Huzzah! After a year full of academic endeavors I can finally say I am done with my Master’s work and ready to rejoin society. What follows below is a recap of some of the interesting things I created or bumped into these last twelve months, in-between family, work and paper submissions.

TL;DR: The work itself focused on creating an automation tool to perform attacks and grab forensical artifacts (e.g. logs / PCAPs) to create and validate security detections.

The delivered tool can be found on Github, as well as a DNS-tunnel and a DoH-tunnel dataset. The thesis itself can be found on the TalTech webpage here.

This year I attended USENIX ‘22 virtually. It was on my conferences-to-attend bucket list for a while and it was quite satisfying to finally be able to attend this high-pace academical event. While the time difference was occasionally painful, it definitely delivered due to the variety of ideas and projects being discussed.

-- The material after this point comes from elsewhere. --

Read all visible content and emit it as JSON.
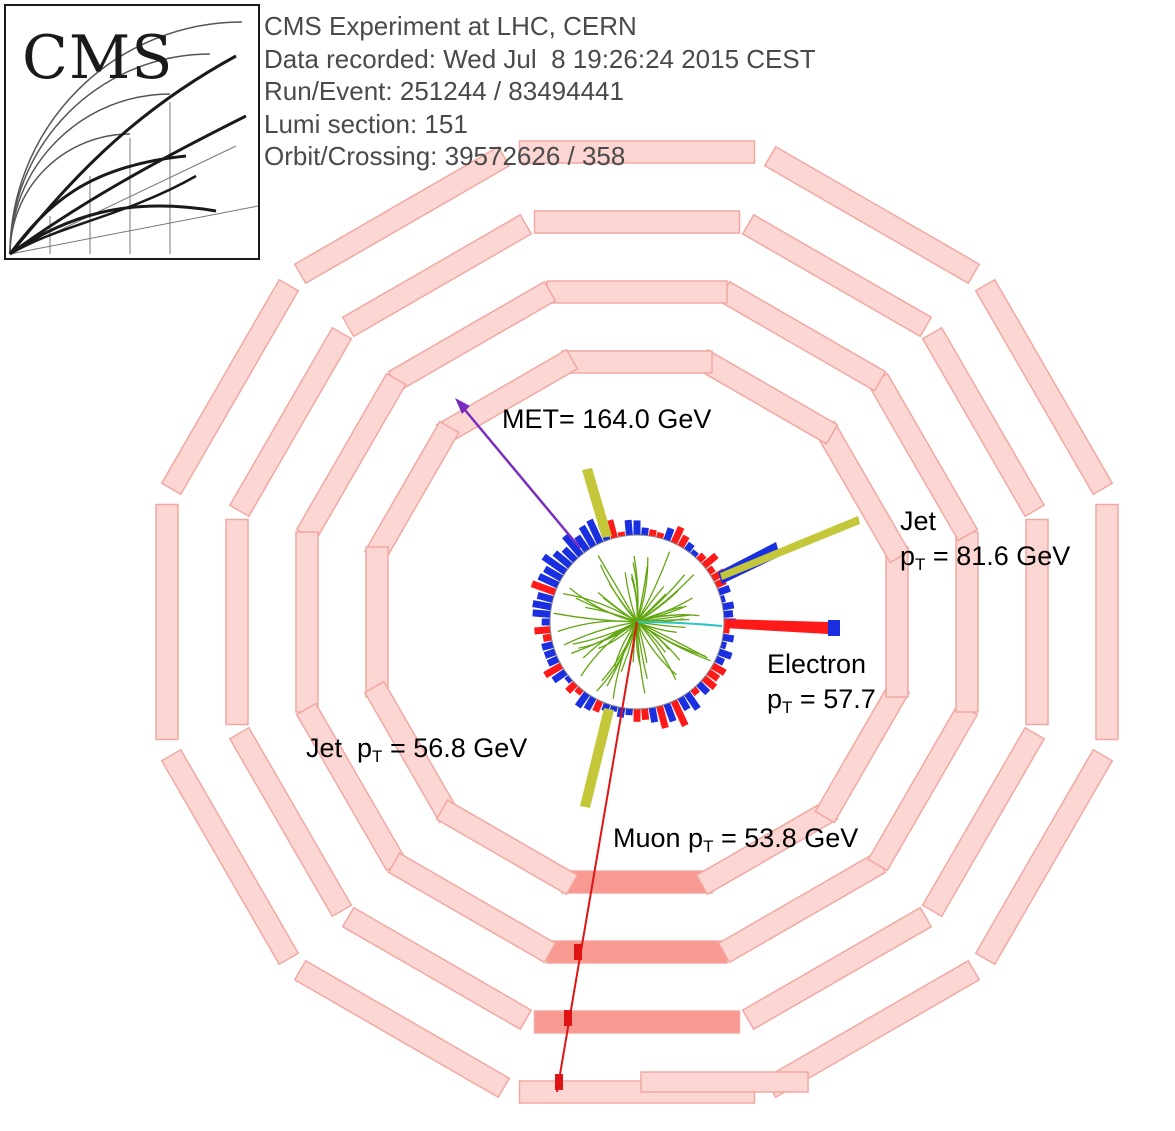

Unfortunately I’ve not had the pleasure to attend Wild West Hackin Fest in person but many of their Youtube playlist entries were fantastic and kept me occupied these last few months. If you’re looking for actionable, in-depth technical talks on all sorts of infosec related topics this was my goto this year. A personal favorite was FalconForce’s Olaf Hartong with his talk called Lifting the Veil, a Look at MDE Under the Hood.

Books and Articles
Michal Zalewski’s doomsday prep book had an unfortunate albeit appropriate timing, its release coinciding with the February 24th invasion of Ukraine. Its down-to-earth introduction to the prepper community was a welcome nightly read during the chaos of the first few months of the year.

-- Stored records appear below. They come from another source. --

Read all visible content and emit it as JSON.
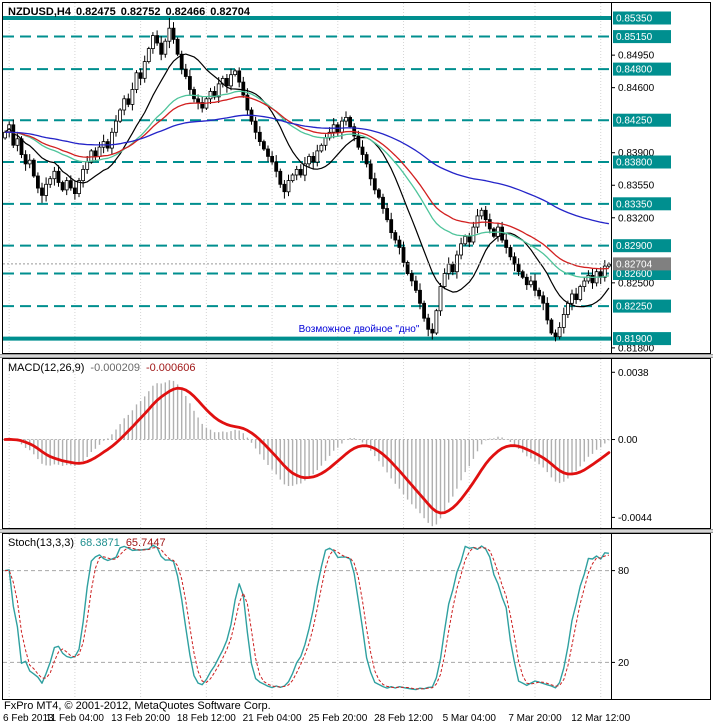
{
  "header": {
    "symbol": "NZDUSD,H4",
    "open": "0.82475",
    "high": "0.82752",
    "low": "0.82466",
    "close": "0.82704"
  },
  "macd_panel": {
    "label": "MACD(12,26,9)",
    "value_main": "-0.000209",
    "value_signal": "-0.000606"
  },
  "stoch_panel": {
    "label": "Stoch(13,3,3)",
    "value_main": "68.3871",
    "value_signal": "65.7447"
  },
  "footer": {
    "copyright": "FxPro MT4, © 2001-2012, MetaQuotes Software Corp."
  },
  "colors": {
    "level": "#008f8f",
    "grid": "#d4d4d4",
    "candle_up_fill": "#ffffff",
    "candle_down_fill": "#000000",
    "candle_border": "#000000",
    "macd_histogram": "#b0b0b0",
    "macd_signal": "#e01010",
    "stoch_main": "#2fa0a0",
    "stoch_signal": "#cc2020",
    "current_tag": "#808080",
    "tag_text": "#ffffff",
    "annotation": "#0000d8",
    "axis_text": "#000000"
  },
  "chart_data": {
    "type": "candlestick",
    "symbol": "NZDUSD",
    "timeframe": "H4",
    "current_bar": {
      "open": 0.82475,
      "high": 0.82752,
      "low": 0.82466,
      "close": 0.82704
    },
    "price_axis": {
      "min": 0.81745,
      "max": 0.85511,
      "current": 0.82704,
      "current_label": "0.82704",
      "plain_ticks": [
        {
          "value": 0.8495,
          "label": "0.84950"
        },
        {
          "value": 0.846,
          "label": "0.84600"
        },
        {
          "value": 0.839,
          "label": "0.83900"
        },
        {
          "value": 0.8355,
          "label": "0.83550"
        },
        {
          "value": 0.832,
          "label": "0.83200"
        },
        {
          "value": 0.825,
          "label": "0.82500"
        },
        {
          "value": 0.818,
          "label": "0.81800"
        }
      ]
    },
    "levels": [
      {
        "price": 0.8535,
        "label": "0.85350",
        "style": "solid"
      },
      {
        "price": 0.8515,
        "label": "0.85150",
        "style": "dashed"
      },
      {
        "price": 0.848,
        "label": "0.84800",
        "style": "dashed"
      },
      {
        "price": 0.8425,
        "label": "0.84250",
        "style": "dashed"
      },
      {
        "price": 0.838,
        "label": "0.83800",
        "style": "dashed"
      },
      {
        "price": 0.8335,
        "label": "0.83350",
        "style": "dashed"
      },
      {
        "price": 0.829,
        "label": "0.82900",
        "style": "dashed"
      },
      {
        "price": 0.826,
        "label": "0.82600",
        "style": "dashed"
      },
      {
        "price": 0.8225,
        "label": "0.82250",
        "style": "dashed"
      },
      {
        "price": 0.819,
        "label": "0.81900",
        "style": "solid"
      }
    ],
    "annotation": {
      "text": "Возможное двойное \"дно\"",
      "price": 0.8197,
      "x_frac": 0.585,
      "color": "#0000d8"
    },
    "time_axis": [
      {
        "index": 1,
        "label": "6 Feb 2013"
      },
      {
        "index": 17,
        "label": "11 Feb 04:00"
      },
      {
        "index": 33,
        "label": "13 Feb 20:00"
      },
      {
        "index": 49,
        "label": "18 Feb 12:00"
      },
      {
        "index": 65,
        "label": "21 Feb 04:00"
      },
      {
        "index": 81,
        "label": "25 Feb 20:00"
      },
      {
        "index": 97,
        "label": "28 Feb 12:00"
      },
      {
        "index": 113,
        "label": "5 Mar 04:00"
      },
      {
        "index": 129,
        "label": "7 Mar 20:00"
      },
      {
        "index": 145,
        "label": "12 Mar 12:00"
      }
    ],
    "first_open": 0.8406,
    "closes": [
      0.8412,
      0.842,
      0.8398,
      0.8405,
      0.8388,
      0.8378,
      0.8382,
      0.8365,
      0.8352,
      0.8344,
      0.8356,
      0.8362,
      0.837,
      0.8358,
      0.835,
      0.836,
      0.8352,
      0.8346,
      0.836,
      0.8372,
      0.838,
      0.8392,
      0.8386,
      0.8396,
      0.8402,
      0.8395,
      0.8412,
      0.8424,
      0.8436,
      0.8448,
      0.8442,
      0.8458,
      0.8476,
      0.847,
      0.8488,
      0.8502,
      0.8516,
      0.8508,
      0.8496,
      0.851,
      0.8524,
      0.8512,
      0.8496,
      0.848,
      0.8472,
      0.8458,
      0.8448,
      0.8444,
      0.8438,
      0.8448,
      0.8456,
      0.845,
      0.8464,
      0.847,
      0.8462,
      0.8474,
      0.8478,
      0.8466,
      0.8452,
      0.8436,
      0.8424,
      0.8412,
      0.8402,
      0.8394,
      0.8386,
      0.838,
      0.837,
      0.8356,
      0.8348,
      0.836,
      0.8366,
      0.8372,
      0.8366,
      0.8378,
      0.8386,
      0.838,
      0.8392,
      0.8398,
      0.8406,
      0.8412,
      0.842,
      0.8412,
      0.8424,
      0.8428,
      0.8418,
      0.8408,
      0.8396,
      0.8388,
      0.8378,
      0.8362,
      0.835,
      0.8342,
      0.833,
      0.8318,
      0.8304,
      0.8296,
      0.8288,
      0.8272,
      0.826,
      0.8252,
      0.8242,
      0.8228,
      0.8212,
      0.82,
      0.8196,
      0.822,
      0.8246,
      0.826,
      0.827,
      0.8262,
      0.828,
      0.8292,
      0.83,
      0.8294,
      0.831,
      0.8322,
      0.8328,
      0.8318,
      0.8308,
      0.83,
      0.831,
      0.8296,
      0.8288,
      0.8278,
      0.827,
      0.8262,
      0.8256,
      0.8248,
      0.8252,
      0.8242,
      0.8236,
      0.8228,
      0.821,
      0.8196,
      0.8192,
      0.8202,
      0.8216,
      0.8228,
      0.8238,
      0.8232,
      0.8246,
      0.8252,
      0.8258,
      0.825,
      0.8262,
      0.8256,
      0.8268,
      0.827
    ],
    "wick_overrides": {
      "9": {
        "low": 0.8336
      },
      "40": {
        "high": 0.8535
      },
      "104": {
        "low": 0.8189
      },
      "134": {
        "low": 0.8187
      }
    },
    "moving_averages": [
      {
        "name": "ma-black-13",
        "method": "sma",
        "period": 13,
        "color": "#000000",
        "width": 1.2
      },
      {
        "name": "ma-green-34",
        "method": "ema",
        "period": 34,
        "color": "#4fc49b",
        "width": 1.3
      },
      {
        "name": "ma-red-44",
        "method": "ema",
        "period": 44,
        "color": "#d22020",
        "width": 1.3
      },
      {
        "name": "ma-blue-110",
        "method": "ema",
        "period": 110,
        "color": "#2424c8",
        "width": 1.3
      }
    ],
    "macd": {
      "fast": 12,
      "slow": 26,
      "signal_period": 9,
      "range_min": -0.005,
      "range_max": 0.00455,
      "ticks": [
        {
          "value": 0.0038,
          "label": "0.0038"
        },
        {
          "value": 0.0,
          "label": "0.00"
        },
        {
          "value": -0.0044,
          "label": "-0.0044"
        }
      ]
    },
    "stoch": {
      "k_period": 13,
      "slowing": 3,
      "d_period": 3,
      "range_min": 0,
      "range_max": 100,
      "levels": [
        {
          "value": 80,
          "label": "80"
        },
        {
          "value": 20,
          "label": "20"
        }
      ]
    }
  }
}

Practical Doomsday - A User’s Guide to the End of the World

Kim Zetter’s account of the Stuxnet saga was gripping and while a bit technical at times should not exclude anyone from reading it.

Countdown to Zero Day: Stuxnet and the Launch of the World’s First Digital Weapon

The Phoenix Project was a tale of DevOps and Agile propaganda, one I wanted to dislike but one that I needed to hear and which won me over.

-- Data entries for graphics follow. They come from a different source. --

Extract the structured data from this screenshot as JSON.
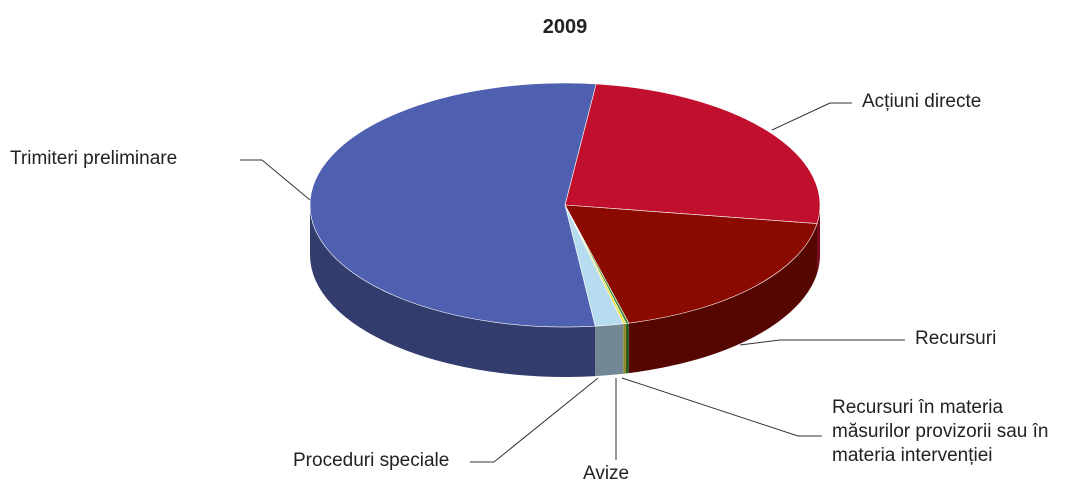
{
  "chart_data": {
    "type": "pie",
    "title": "2009",
    "categories": [
      "Acțiuni directe",
      "Recursuri",
      "Recursuri în materia măsurilor provizorii sau în materia intervenției",
      "Avize",
      "Proceduri speciale",
      "Trimiteri preliminare"
    ],
    "values": [
      143,
      104,
      1,
      1,
      10,
      302
    ],
    "colors": [
      "#c0102e",
      "#8b0a00",
      "#3a8a2e",
      "#e8e040",
      "#b8dcef",
      "#5060b0"
    ]
  }
}
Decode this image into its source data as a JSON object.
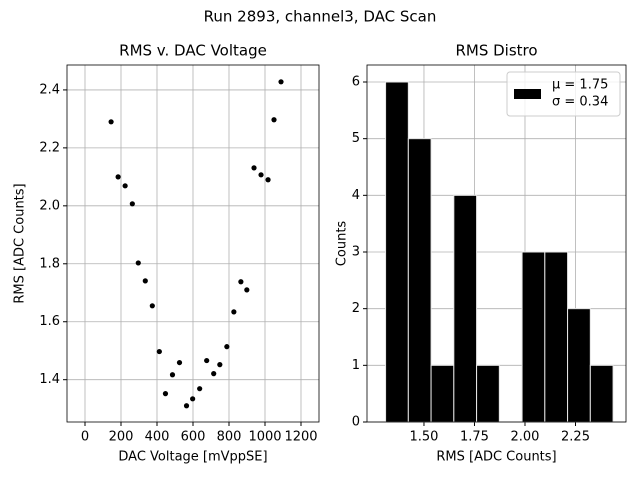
{
  "title": "Run 2893, channel3, DAC Scan",
  "chart_data": [
    {
      "type": "scatter",
      "title": "RMS v. DAC Voltage",
      "xlabel": "DAC Voltage [mVppSE]",
      "ylabel": "RMS [ADC Counts]",
      "color": "#000000",
      "grid": true,
      "x": [
        145,
        184,
        223,
        263,
        296,
        335,
        374,
        413,
        447,
        486,
        525,
        564,
        598,
        637,
        676,
        715,
        749,
        788,
        827,
        866,
        899,
        939,
        978,
        1017,
        1050,
        1089
      ],
      "values": [
        2.29,
        2.1,
        2.069,
        2.007,
        1.803,
        1.741,
        1.655,
        1.497,
        1.352,
        1.417,
        1.459,
        1.31,
        1.334,
        1.369,
        1.466,
        1.421,
        1.452,
        1.514,
        1.634,
        1.738,
        1.71,
        2.131,
        2.107,
        2.09,
        2.297,
        2.428
      ],
      "xlim": [
        -100,
        1300
      ],
      "xticks": [
        0,
        200,
        400,
        600,
        800,
        1000,
        1200
      ],
      "ylim": [
        1.254,
        2.486
      ],
      "yticks": [
        1.4,
        1.6,
        1.8,
        {
          "value": 2,
          "label": "2.0"
        },
        2.2,
        2.4
      ]
    },
    {
      "type": "histogram",
      "title": "RMS Distro",
      "xlabel": "RMS [ADC Counts]",
      "ylabel": "Counts",
      "color": "#000000",
      "grid": true,
      "bins": [
        1.31,
        1.4226,
        1.5352,
        1.6478,
        1.7604,
        1.873,
        1.9856,
        2.0982,
        2.2108,
        2.3234,
        2.436
      ],
      "values": [
        6,
        5,
        1,
        4,
        1,
        0,
        3,
        3,
        2,
        1
      ],
      "xlim": [
        1.218,
        2.5
      ],
      "xticks": [
        {
          "value": 1.5,
          "label": "1.50"
        },
        {
          "value": 1.75,
          "label": "1.75"
        },
        {
          "value": 2,
          "label": "2.00"
        },
        {
          "value": 2.25,
          "label": "2.25"
        }
      ],
      "ylim": [
        0,
        6.3
      ],
      "yticks": [
        0,
        1,
        2,
        3,
        4,
        5,
        6
      ],
      "legend": {
        "position": "upper right",
        "entries": [
          "μ = 1.75",
          "σ = 0.34"
        ]
      }
    }
  ]
}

The Phoenix Project: A Novel About IT, DevOps, and Helping Your Business Win

This year I also discovered Paul Graham twice through two separate short essays, namely Maker’s schedule and Life is Short. These were thought provoking and gave me insights on the value of my time as well as time management, things I need to be reminded of once in a while. I am looking forward to go over some of his other work this coming year.

Two final personal discoveries for this year were:

  1. Detection Challenging Paradigms is a critical podcast about detection engineering and infosec in general. I am 7 episodes in and learning new things each time I listen to one.

  2. SpecterOps develops Bloodhound, a toolset to enumerate a domain and calculate attack paths that lead to become domain administrator. Their talk on detecting their own tool shows how to do detection engineering proper.